Now Nodonn held high the book-plaque that had been Bryan's love-gift to Mercy.

"Here is a copy of the survey he recently completed. He will explain it to you himself. He wore no golden torc while he worked-and he wears one tonight only so that you may examine his mind yourselves and see the truth of his statements. Because I compel him through the torc, he will carry out the survey's extrapolations in full, including the impact of humanity's use of the iron. Listen to what this man, Bryan Grenfell, says. It will not take long. And then return to the White Silver Plain for our night affray and think as you contend against the Firvulag! When dawn brings the final day of our Grand Combat, you may then choose which banner to follow until the end-that of your Battlemaster, or that of our true Foe."

The marshgrass flats and the lotus beds of the Great Brackish Marsh were gone now, and mangrove jungles were the ibises and egrets and pelicans once nested were completely submerged.

Only the highest islets still poked above the rising waters; here crazed animals fought one another in the dwindling space until they were drowned or pushed off to swim for their lives. The luckier of the refugees found sanctuary on the great dam of volcanic rubble; but it was necessary for them to keep climbing higher and higher up the clinkery slope as the water continued to rise. Once the summit had been attained, many of the animals were too weary and traumatized to go farther (and down the eastern flank of the dam it was all desert, anyway); and so they crouched there beneath the moon that lacked one day to fullness-the tusked water deer and the otters and the pygmy hippos and the aquatic hyraxes and the long-bodied felids and the rats and the turtles and the snakes and amphibians and a myriad other displaced creatures-not one showing aggression toward another, instincts of predators and prey alike dulled by the devastation of their world.
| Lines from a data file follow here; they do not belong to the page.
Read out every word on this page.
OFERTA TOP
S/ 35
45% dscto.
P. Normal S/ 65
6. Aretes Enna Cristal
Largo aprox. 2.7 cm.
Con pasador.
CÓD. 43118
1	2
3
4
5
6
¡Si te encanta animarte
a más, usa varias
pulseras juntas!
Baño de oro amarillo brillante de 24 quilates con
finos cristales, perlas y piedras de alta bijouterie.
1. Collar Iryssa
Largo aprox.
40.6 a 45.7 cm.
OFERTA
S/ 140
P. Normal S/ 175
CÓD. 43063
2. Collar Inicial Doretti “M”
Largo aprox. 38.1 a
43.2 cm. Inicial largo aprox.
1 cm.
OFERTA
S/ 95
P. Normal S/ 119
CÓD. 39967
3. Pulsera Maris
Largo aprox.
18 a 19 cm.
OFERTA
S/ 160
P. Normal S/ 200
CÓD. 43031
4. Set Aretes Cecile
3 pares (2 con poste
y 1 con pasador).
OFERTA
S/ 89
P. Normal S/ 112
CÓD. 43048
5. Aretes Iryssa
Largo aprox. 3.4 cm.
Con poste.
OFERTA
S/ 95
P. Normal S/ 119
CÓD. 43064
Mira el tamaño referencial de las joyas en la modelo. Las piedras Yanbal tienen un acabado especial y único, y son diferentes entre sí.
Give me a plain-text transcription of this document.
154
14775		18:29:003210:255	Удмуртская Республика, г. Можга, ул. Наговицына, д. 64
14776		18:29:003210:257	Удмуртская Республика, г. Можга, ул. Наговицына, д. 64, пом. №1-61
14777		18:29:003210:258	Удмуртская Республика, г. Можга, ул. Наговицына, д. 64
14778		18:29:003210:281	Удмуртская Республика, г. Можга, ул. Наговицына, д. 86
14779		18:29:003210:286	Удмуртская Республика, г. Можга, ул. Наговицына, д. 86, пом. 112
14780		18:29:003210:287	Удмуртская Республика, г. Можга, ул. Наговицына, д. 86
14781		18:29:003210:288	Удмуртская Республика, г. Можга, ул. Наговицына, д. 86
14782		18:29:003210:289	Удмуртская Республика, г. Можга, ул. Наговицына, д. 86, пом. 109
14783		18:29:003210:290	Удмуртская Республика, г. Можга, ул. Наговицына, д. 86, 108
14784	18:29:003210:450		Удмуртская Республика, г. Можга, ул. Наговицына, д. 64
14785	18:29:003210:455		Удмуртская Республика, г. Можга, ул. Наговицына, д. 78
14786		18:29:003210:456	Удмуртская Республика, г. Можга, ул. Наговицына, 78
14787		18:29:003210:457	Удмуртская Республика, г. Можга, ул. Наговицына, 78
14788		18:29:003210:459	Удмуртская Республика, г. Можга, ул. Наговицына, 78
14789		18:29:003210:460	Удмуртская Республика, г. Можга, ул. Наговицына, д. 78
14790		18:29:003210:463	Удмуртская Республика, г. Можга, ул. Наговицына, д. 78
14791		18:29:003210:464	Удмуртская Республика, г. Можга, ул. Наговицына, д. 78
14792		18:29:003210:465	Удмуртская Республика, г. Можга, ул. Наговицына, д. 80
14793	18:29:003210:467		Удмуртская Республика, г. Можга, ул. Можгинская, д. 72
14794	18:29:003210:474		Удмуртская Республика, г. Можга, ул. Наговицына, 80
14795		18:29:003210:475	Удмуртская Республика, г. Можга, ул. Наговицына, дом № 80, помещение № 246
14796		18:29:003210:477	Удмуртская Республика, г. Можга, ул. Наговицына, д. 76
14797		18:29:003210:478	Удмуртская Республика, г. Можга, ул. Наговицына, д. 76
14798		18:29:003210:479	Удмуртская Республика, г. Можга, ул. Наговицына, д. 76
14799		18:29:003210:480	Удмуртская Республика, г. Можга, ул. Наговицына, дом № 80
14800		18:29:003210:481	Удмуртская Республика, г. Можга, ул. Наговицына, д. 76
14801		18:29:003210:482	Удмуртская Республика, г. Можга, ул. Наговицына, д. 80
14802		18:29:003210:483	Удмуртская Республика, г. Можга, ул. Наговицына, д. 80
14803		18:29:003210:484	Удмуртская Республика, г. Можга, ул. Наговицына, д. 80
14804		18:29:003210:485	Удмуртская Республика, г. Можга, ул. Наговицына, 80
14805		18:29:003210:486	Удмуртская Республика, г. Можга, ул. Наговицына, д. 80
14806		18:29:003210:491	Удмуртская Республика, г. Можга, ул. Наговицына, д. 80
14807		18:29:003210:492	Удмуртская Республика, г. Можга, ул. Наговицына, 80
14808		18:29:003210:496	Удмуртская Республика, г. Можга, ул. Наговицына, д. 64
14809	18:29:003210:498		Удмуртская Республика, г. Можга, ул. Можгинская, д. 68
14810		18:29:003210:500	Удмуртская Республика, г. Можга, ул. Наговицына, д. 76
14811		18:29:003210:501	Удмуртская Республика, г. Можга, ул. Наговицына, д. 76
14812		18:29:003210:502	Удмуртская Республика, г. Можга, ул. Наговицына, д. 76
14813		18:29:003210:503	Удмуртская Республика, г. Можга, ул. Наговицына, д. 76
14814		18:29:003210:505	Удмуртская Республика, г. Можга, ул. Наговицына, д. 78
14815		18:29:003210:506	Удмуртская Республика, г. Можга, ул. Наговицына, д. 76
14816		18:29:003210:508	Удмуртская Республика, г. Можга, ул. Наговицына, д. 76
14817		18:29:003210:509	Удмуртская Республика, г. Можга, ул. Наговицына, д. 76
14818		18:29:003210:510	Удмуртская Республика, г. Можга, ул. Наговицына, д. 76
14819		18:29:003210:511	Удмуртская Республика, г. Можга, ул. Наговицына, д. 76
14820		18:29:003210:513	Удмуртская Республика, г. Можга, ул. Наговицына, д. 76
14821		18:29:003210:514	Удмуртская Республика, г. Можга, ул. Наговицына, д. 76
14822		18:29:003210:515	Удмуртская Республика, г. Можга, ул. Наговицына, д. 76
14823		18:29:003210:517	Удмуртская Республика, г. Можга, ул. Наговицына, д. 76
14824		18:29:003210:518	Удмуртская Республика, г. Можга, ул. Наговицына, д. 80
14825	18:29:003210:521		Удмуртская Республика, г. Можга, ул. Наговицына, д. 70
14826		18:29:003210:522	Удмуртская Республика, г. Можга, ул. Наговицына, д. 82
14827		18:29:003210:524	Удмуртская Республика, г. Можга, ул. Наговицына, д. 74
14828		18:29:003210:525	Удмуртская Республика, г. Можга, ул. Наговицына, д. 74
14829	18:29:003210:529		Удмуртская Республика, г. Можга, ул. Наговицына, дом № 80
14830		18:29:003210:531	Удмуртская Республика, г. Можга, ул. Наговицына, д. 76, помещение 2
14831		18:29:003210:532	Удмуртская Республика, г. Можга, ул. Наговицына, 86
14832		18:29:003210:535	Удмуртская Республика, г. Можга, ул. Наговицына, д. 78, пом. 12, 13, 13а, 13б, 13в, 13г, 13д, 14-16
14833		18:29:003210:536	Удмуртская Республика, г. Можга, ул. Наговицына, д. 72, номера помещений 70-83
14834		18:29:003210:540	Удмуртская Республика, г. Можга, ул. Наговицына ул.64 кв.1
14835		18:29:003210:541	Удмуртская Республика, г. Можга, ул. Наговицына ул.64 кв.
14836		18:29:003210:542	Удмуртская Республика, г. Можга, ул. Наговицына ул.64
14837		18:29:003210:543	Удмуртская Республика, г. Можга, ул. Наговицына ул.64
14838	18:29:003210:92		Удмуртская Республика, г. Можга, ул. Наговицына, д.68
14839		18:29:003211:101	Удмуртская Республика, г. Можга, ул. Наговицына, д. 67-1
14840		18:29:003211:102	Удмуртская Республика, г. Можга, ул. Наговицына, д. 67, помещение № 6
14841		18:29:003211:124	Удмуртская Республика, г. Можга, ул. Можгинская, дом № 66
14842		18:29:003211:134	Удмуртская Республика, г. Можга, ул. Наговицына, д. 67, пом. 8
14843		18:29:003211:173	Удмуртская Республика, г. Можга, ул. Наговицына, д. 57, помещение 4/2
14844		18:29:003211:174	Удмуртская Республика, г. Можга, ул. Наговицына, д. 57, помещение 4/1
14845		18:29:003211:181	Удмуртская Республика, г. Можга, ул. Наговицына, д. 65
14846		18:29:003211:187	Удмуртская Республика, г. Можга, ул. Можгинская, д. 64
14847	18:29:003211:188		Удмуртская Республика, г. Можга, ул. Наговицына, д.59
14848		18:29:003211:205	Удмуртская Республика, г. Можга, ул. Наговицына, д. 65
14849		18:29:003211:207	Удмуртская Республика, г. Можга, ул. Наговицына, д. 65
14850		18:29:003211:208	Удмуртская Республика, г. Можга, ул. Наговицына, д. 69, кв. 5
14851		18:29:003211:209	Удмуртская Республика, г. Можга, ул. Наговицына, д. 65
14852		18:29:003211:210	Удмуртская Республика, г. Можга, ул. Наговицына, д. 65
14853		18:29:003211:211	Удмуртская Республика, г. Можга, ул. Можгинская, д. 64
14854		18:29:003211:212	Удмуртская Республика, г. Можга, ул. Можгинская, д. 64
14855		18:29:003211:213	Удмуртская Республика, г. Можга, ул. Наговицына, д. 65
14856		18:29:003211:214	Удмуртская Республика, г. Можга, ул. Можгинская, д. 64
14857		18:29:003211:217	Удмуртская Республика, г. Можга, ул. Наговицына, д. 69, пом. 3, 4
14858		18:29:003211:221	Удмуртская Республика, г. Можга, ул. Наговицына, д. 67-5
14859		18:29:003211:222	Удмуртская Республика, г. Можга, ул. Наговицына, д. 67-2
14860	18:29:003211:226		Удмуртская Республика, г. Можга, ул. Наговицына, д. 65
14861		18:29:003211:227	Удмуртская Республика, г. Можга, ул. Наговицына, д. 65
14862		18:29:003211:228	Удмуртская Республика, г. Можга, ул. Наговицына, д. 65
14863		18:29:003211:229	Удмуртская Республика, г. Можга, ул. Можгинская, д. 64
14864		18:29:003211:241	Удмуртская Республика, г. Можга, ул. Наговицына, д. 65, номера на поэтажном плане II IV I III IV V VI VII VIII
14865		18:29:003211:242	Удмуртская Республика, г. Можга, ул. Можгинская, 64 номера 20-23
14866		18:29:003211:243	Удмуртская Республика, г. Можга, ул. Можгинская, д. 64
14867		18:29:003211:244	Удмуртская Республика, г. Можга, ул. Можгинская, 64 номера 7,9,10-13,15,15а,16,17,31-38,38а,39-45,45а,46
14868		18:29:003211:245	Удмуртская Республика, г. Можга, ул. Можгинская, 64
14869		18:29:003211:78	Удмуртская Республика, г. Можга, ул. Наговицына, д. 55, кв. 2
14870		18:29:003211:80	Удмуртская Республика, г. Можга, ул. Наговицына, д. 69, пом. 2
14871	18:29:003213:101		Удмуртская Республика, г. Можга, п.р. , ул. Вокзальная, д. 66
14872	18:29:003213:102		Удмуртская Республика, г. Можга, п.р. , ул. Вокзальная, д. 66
The water rose higher. The weight of it thrust against the natural dam; water seeped into every crevice and percolated through the coarser strata of ash. Some found its way among the debris clogging the Long Fjord. When this reached the head of the narrow Southern Lagoon estuary, a thousand little jets of water squirted from the rubble-face.

The water in the erstwhile Great Brackish Marsh was now more than eighty meters deep where once the flamingos had waded. For the first time in more than two million years it was possible for a fish to swim from the cliffs of southern Spain to the Morocco shore.